Dari hasil pemeriksaan secara kimia, ditemukan kandungan nitrit pada makanan. Sampel yang diambil untuk uji laboratorium meliputi nasi, lauk, bumbu masak, air untuk masak, air minum, dan air MCK (mandi cuci kakus).
Dalam semua sampel yang diperiksa, terdapat nitrit di dalamnya. Kemungkinan masuk ke nasi melalui air untuk memasak. Nitrit sebagai biang keladi bisa dilihat dari gejala yang sama dengan masa inkubasi 30-60 menit.
Kepala Satuan Reserse dan Kriminal Polres Malang Inspektur Satu Wahyu Rizki Saputro mengatakan, pihaknya masih memeriksa korban dan sejumlah saksi, mulai dari juru masak, perangkat desa, sampai panitia kegiatan dari pihak wakil Dekan Fakultas Teknik Universitas Brawijaya.

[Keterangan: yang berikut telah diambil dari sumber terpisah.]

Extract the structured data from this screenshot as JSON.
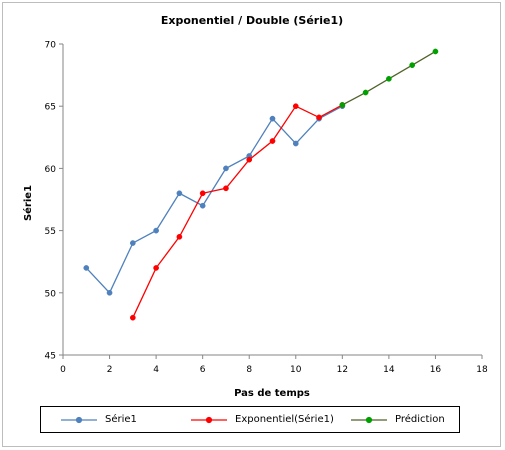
{
  "chart_data": {
    "type": "line",
    "title": "Exponentiel / Double (Série1)",
    "xlabel": "Pas de temps",
    "ylabel": "Série1",
    "xlim": [
      0,
      18
    ],
    "ylim": [
      45,
      70
    ],
    "xticks": [
      0,
      2,
      4,
      6,
      8,
      10,
      12,
      14,
      16,
      18
    ],
    "yticks": [
      45,
      50,
      55,
      60,
      65,
      70
    ],
    "grid": false,
    "legend_position": "bottom",
    "series": [
      {
        "name": "Série1",
        "color": "#4F81BD",
        "x": [
          1,
          2,
          3,
          4,
          5,
          6,
          7,
          8,
          9,
          10,
          11,
          12
        ],
        "y": [
          52,
          50,
          54,
          55,
          58,
          57,
          60,
          61,
          64,
          62,
          64,
          65
        ]
      },
      {
        "name": "Exponentiel(Série1)",
        "color": "#FF0000",
        "x": [
          3,
          4,
          5,
          6,
          7,
          8,
          9,
          10,
          11,
          12
        ],
        "y": [
          48,
          52,
          54.5,
          58,
          58.4,
          60.7,
          62.2,
          65,
          64.1,
          65.1
        ]
      },
      {
        "name": "Prédiction",
        "color": "#00A000",
        "line_color": "#4F6228",
        "x": [
          12,
          13,
          14,
          15,
          16
        ],
        "y": [
          65.1,
          66.1,
          67.2,
          68.3,
          69.4
        ]
      }
    ]
  }
}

Menjaga produk makanan bersih, sehat, higienis tidak mudah. Ada persiapan sejak pemilihan bahan, pengolahan, hingga penyajian, termasuk pengemasan, pengiriman, dan cara mengonsumsi yang aman untuk makanan yang dipesan-antar via aplikasi, dibeli dan dibawa pulang, atau katering. Semua pihak yang berwenang dalam setiap tahapan proses pembuatan sampai menghidangkan memiliki tanggung jawab masing-masing yang wajib ditaati agar keamanan pangan terpenuhi.